En juin dernier, des chercheurs de l'université de Newcastle avaient réussi à imprimer en 3D une cornée sur mesure pour l'œil d'un patient. Aujourd'hui, cette même équipe a franchi un nouveau pas, avec une cornée en 4D qui prend forme après avoir été imprimée. Rappelons d'abord ici qu'un objet 4D possède en effet la capacité à se modifier lui-même en réponse à un stimulus (changement de température, de courant électrique, de lumière, de pH, etc). En moins de cinq jours, la cornée artificielle est ainsi « moulée » autour de l’œil comme s'il s'agissait d'une cornée naturelle.
Une structure incurvée obtenue par des niveaux de contraction différents
L'astuce réside dans la structure du matériau utilisé, un gel composé de collagène et de cellules souches cornéennes encapsulées. Ce gel est disposé en deux cercles concentriques, dont un où l'on ajoute des peptides amphiphiles, des molécules composées de plusieurs chaînes moléculaires différentes (généralement une chaîne hydrophile et une chaîne lipidique), ce qui les rend capables de s'auto-assembler. Ces peptides amphiphiles sont ensuite activés par un sérum fœtal bovin. Le gel de l'anneau ne contenant pas de peptides subit alors une forte contraction en se liant aux cellules cornéennes, tandis que celui avec les peptides se contracte peu, les cellules du gel préférant alors se lier avec les chaînes moléculaires de ces dernières. D'où la forme incurvée que l'on obtient finalement. « Le processus est entièrement "piloté" par les cellules elles-mêmes », explique Che Connon, professeur de génie tissulaire à l'université de Newcastle et coauteur de l'étude parue dans Advanced Functional Materials.

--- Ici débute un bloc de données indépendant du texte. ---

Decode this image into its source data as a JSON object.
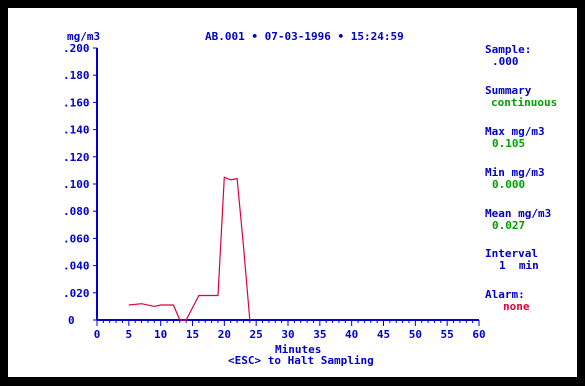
{
  "header": {
    "unit": "mg/m3",
    "sample_id": "AB.001",
    "sep1": "•",
    "date": "07-03-1996",
    "sep2": "•",
    "time": "15:24:59"
  },
  "side": {
    "sample_label": "Sample:",
    "sample_value": ".000",
    "summary_label": "Summary",
    "summary_value": "continuous",
    "max_label": "Max mg/m3",
    "max_value": "0.105",
    "min_label": "Min mg/m3",
    "min_value": "0.000",
    "mean_label": "Mean mg/m3",
    "mean_value": "0.027",
    "interval_label": "Interval",
    "interval_value": "1  min",
    "alarm_label": "Alarm:",
    "alarm_value": "none"
  },
  "footer": {
    "xlabel": "Minutes",
    "hint": "<ESC> to Halt Sampling"
  },
  "colors": {
    "axis": "#0000cc",
    "line": "#e0003c",
    "value_text": "#00a000",
    "alarm_text": "#e0003c"
  },
  "chart_data": {
    "type": "line",
    "xlabel": "Minutes",
    "ylabel": "mg/m3",
    "xlim": [
      0,
      60
    ],
    "ylim": [
      0,
      0.2
    ],
    "x_ticks": [
      "0",
      "5",
      "10",
      "15",
      "20",
      "25",
      "30",
      "35",
      "40",
      "45",
      "50",
      "55",
      "60"
    ],
    "y_ticks": [
      "0",
      ".020",
      ".040",
      ".060",
      ".080",
      ".100",
      ".120",
      ".140",
      ".160",
      ".180",
      ".200"
    ],
    "series": [
      {
        "x": [
          5,
          7,
          9,
          10,
          12,
          13,
          14,
          16,
          19,
          20,
          21,
          22,
          23,
          24
        ],
        "y": [
          0.011,
          0.012,
          0.01,
          0.011,
          0.011,
          0.0,
          0.0,
          0.018,
          0.018,
          0.105,
          0.103,
          0.104,
          0.055,
          0.0
        ]
      }
    ]
  }
}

On savait déjà imprimer en 3D des cornées à partir de matrices déjà modélisées, mais ces dernières étaient alors peu adaptables. À l'inverse, celles imprimées sur mesure étaient terriblement longues à fabriquer et très fragiles. « Ce que montre notre étude, c'est qu'il existe un lien très fort entre la forme et les capacités fonctionnelles d'un organe », assure Martina Miotto, principale auteure de l'article. « Les structures en 4D présentent des propriétés biomécaniques et physiques [épaisseur, dimension, densité, transparence...] reproduisant presque parfaitement celles d'une cornée humaine ».

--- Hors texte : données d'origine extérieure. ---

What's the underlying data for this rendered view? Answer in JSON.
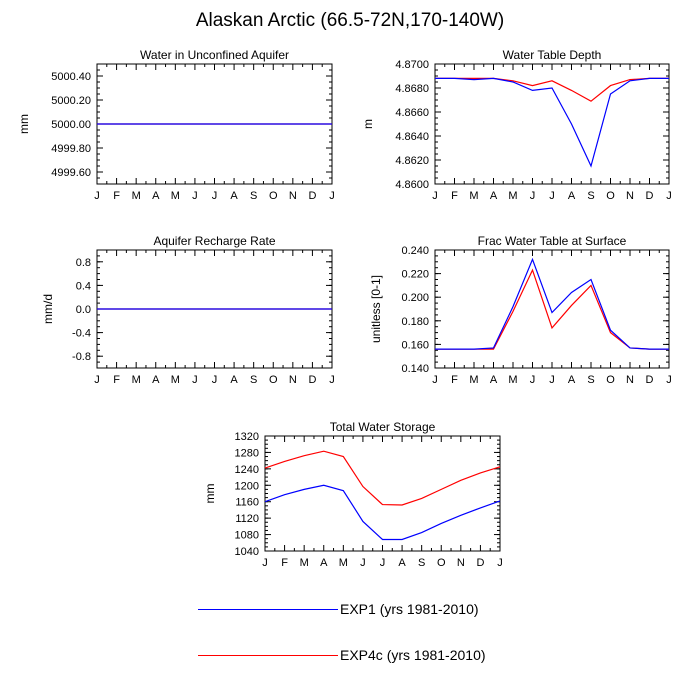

« La technologie 4D offre un énorme potentiel », assure Che Connon. Il ne sera par exemple plus nécessaire de pratiquer une large incision pour implanter un tissu. « Il suffira d'introduire par un petit orifice un organe qui adoptera sa forme définitive et fonctionnelle une fois à l'intérieur du corps », détaille le chercheur. Cela ouvre aussi la voie à une production à grande échelle, puisqu'il suffit de modifier un paramètre dans le gel pour obtenir un organe sur mesure plutôt que d'imprimer chacun selon un modèle différent. « L'usine à organes » n'est décidément plus très loin.